The Wall Street Journal’s recent series on "Private Money" describes the "new financial order" arising from "the new rules of private equity game." According to the July 25, 2006 Journal article (subscription required) entitled "Cash Machine: In Today’s Buyouts, Payday is Never Far Away," the new power players are private financiers – hedge funds, buyout firms and venture capital firms highly skilled at quickly extracting cash from the firms they acquire. The private financiers collect dividends, fees for advising, and fees for stock underwriting and management. The magnitude of the cash hauled out can be stunning; the article describes the $22 million in professional fees and $448 million in dividends that the private investors pulled out of Burger King prior to its May 2006 IPO.

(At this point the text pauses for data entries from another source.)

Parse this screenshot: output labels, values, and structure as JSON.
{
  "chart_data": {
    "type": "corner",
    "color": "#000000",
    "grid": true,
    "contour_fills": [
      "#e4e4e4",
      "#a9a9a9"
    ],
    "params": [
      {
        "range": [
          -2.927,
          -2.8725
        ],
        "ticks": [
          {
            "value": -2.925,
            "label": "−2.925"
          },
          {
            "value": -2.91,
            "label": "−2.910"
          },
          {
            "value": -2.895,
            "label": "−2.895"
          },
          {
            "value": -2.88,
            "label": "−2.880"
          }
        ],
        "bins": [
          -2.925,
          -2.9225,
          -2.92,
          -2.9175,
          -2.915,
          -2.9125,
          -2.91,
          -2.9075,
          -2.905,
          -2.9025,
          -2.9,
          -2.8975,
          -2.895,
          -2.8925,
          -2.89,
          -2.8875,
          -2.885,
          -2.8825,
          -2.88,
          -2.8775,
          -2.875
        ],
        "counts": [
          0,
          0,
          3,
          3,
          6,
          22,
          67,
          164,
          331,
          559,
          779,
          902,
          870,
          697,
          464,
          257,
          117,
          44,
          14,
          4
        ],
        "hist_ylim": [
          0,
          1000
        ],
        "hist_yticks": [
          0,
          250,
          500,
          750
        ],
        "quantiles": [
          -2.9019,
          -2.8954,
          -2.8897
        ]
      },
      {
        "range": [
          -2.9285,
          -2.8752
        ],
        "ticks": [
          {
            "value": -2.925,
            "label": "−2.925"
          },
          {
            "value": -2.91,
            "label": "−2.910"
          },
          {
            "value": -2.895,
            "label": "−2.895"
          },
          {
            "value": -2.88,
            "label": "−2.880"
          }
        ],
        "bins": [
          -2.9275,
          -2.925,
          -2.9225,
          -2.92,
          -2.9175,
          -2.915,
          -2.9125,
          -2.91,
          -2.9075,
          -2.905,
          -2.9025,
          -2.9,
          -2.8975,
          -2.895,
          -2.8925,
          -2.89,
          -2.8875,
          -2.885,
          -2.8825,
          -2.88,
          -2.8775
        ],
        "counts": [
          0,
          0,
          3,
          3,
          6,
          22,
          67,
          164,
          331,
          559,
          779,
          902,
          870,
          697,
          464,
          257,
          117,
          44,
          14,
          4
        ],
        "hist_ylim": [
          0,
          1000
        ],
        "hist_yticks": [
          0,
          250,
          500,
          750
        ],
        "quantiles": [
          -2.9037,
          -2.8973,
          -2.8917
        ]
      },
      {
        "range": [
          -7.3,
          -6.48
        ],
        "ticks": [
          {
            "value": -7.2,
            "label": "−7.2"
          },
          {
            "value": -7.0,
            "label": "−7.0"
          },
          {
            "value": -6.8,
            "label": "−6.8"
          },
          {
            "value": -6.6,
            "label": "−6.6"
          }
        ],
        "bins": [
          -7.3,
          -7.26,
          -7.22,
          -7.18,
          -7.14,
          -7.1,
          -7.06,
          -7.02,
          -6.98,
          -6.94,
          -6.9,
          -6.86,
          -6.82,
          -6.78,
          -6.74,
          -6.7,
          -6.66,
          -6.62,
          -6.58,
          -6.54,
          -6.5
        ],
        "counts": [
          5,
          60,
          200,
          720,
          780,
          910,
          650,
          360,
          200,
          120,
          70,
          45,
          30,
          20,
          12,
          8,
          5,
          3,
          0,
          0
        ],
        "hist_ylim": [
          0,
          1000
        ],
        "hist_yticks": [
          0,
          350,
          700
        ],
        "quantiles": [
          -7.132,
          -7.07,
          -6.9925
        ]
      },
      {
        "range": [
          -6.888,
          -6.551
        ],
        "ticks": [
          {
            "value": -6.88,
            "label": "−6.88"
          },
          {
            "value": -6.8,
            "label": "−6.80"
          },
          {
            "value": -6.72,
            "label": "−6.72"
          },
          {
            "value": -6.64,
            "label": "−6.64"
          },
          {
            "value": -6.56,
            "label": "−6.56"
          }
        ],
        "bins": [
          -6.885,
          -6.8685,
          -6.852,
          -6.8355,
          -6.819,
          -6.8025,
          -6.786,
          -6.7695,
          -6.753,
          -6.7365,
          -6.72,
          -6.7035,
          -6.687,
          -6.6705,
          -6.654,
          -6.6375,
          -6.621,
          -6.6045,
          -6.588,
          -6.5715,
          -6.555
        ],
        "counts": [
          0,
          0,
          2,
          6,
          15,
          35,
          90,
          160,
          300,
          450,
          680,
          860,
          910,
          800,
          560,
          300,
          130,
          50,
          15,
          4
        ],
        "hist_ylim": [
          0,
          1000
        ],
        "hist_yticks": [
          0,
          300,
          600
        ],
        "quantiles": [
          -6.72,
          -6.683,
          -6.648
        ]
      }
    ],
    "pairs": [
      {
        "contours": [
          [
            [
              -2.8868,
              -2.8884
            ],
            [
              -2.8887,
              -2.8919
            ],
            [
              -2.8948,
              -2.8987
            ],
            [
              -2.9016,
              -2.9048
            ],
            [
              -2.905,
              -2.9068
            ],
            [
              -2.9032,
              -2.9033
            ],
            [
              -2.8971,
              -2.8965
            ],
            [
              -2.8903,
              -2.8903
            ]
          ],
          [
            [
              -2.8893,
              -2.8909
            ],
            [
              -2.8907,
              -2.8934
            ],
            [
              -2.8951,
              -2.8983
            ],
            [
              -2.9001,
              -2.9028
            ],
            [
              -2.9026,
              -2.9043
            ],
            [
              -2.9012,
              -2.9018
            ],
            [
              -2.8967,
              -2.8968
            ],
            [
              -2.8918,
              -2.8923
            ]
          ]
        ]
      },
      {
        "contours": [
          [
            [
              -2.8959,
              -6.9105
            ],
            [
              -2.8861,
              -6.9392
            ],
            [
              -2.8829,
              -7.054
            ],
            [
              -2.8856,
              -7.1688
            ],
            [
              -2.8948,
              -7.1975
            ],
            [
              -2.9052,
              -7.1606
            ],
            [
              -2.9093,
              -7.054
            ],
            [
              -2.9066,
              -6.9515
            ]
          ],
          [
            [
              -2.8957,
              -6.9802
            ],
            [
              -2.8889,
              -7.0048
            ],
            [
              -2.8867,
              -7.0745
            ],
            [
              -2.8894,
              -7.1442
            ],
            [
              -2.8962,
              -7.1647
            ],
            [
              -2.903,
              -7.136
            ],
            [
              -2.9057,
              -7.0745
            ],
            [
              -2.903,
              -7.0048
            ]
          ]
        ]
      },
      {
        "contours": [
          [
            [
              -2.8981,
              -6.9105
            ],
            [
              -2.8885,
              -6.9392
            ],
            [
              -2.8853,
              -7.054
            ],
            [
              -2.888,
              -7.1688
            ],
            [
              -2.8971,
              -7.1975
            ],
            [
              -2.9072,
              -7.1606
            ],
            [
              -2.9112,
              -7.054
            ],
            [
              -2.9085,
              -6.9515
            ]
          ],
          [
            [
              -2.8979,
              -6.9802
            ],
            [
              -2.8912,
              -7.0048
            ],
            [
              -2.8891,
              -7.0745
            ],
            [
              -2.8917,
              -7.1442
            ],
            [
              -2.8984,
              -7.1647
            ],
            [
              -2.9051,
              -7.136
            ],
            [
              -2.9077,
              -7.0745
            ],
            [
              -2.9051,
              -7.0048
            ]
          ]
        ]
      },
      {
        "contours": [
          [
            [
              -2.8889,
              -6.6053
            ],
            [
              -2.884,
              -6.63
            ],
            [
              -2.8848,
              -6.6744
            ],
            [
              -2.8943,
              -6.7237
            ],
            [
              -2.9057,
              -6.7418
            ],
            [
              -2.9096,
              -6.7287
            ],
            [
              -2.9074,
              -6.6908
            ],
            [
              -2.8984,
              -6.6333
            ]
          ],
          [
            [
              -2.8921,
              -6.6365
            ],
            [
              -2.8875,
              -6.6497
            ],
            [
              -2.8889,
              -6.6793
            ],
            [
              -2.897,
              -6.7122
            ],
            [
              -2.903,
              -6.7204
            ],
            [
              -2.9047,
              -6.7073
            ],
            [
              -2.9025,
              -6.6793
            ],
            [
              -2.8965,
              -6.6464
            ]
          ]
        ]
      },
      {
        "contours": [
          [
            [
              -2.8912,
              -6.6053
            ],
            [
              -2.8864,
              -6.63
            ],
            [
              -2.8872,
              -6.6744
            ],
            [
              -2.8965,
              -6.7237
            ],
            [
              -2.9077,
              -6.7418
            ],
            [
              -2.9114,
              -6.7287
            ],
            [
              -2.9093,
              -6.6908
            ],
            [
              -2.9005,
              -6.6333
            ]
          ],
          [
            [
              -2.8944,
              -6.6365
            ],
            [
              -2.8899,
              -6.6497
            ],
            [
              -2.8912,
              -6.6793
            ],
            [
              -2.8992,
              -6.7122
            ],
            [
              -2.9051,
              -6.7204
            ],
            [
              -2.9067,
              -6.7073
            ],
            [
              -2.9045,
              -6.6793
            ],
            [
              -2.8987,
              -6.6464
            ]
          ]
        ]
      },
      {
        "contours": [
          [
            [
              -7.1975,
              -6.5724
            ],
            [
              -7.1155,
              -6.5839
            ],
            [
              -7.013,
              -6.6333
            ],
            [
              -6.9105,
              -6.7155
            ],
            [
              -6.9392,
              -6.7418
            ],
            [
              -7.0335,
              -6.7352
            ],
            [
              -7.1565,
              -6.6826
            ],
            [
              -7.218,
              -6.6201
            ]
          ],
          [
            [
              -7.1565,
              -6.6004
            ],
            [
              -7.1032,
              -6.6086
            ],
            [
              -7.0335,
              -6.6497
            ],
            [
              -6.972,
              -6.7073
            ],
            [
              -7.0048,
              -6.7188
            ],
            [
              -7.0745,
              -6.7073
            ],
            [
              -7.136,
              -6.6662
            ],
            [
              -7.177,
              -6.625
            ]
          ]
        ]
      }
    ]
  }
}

The article describes the sequence of events involving Dade Behring, Inc, a medical diagnosis company that found itself saddled with enormous debt that was incurred to buy out private investors’ equity stake. Eventually the debt burden drove the company to the brink of bankruptcy. Creditors formed a committee to examine the conduct of Dade Behring’s "owners, directors and advisors." The creditors considered bringing claims relating to "illegal dividends, illegal stock redemptions and impairment of capital." (The company later recovered and subsequently went public.)

Although the Dade Behring creditors ultimately did not bring a claim, the example provides a cautionary tale for those who must assess the potential risk of D & O claims arising under the new rules of the private equity game. The presence on company boards of representatives of the new power players whose interests may conflict with the interests of the company, other investors, or creditors, creates an environment where accusations of wrongdoing may more easily arise. These same risks are present even if the private equity investors do not have company representation; the board’s actions for the benefit of private equity investors could draw criticism of the board even if the investors do not have board representation. This risk could be particularly applicable where a debt-saddled company is driven into bankruptcy. Creditors may claim they are owed special duties while the company was in the "zone of insolvency." These claimants may assert that the private investors extraction of dividends, management fees, or equity buy-outs, represent a form of "looting" or "waste" or a violation of other legal duties, and that the other directors violated their duty of care for permitting these actions.

While the significance of private funding in the world of corporate finance has long been recognized, the Wall Street Journal series reflects a growing realization that the increasing influence of private funding has its consequences. Among those consequences is a potentially growing possibility of conflicting interests that could trigger D & O claims.

Crafting the appropriate insurance response when these risks are present requires a skilled hand. The presence of differing potential interests, and differing insurable interests, creates problems of program structure and of content. In terms of policy wordings, the formulation of the Insured versus Insured exclusion present particular potential concern. Policy definitions, particularly the definition of "Loss," as well as the conduct exclusions, also could be particularly important, as would common endorsements such as a Major Shareholder exclusion.

Zone of Insolvency: Stephen Bainbridge, UCLA Law Professor and author of the ProfessorBainbridge.com blog, has written an interesting paper examining (and questioning) the duties of directors of companies that are in the "zone of insolvency." The paper may be found here.

The One Sin Greater Than Plague or Death: In our time, we are comfortable thinking about issues such as debt or bankruptcy as strictly practical or legal concerns. But in an earlier times, debt was a moral issue. This is starkly illustrated in Henry Knighton’s contemporaneous account of the Black Death in England; Knighton reports that "the Bishop of London sent word throughout his whole diocese giving general power to each and every priest…to hear confessions and to give absolution to all persons with full episcopal authority, except only in case of debt. In this case, the debtor was to pay the debt, if he was able while he lived, or others were to fulfill his obligations from his property after his death." Knighton’s report appears in Eyewitness to History, a fascinating 1988 compilation of first-hand accounts of historical events, edited by John Carey.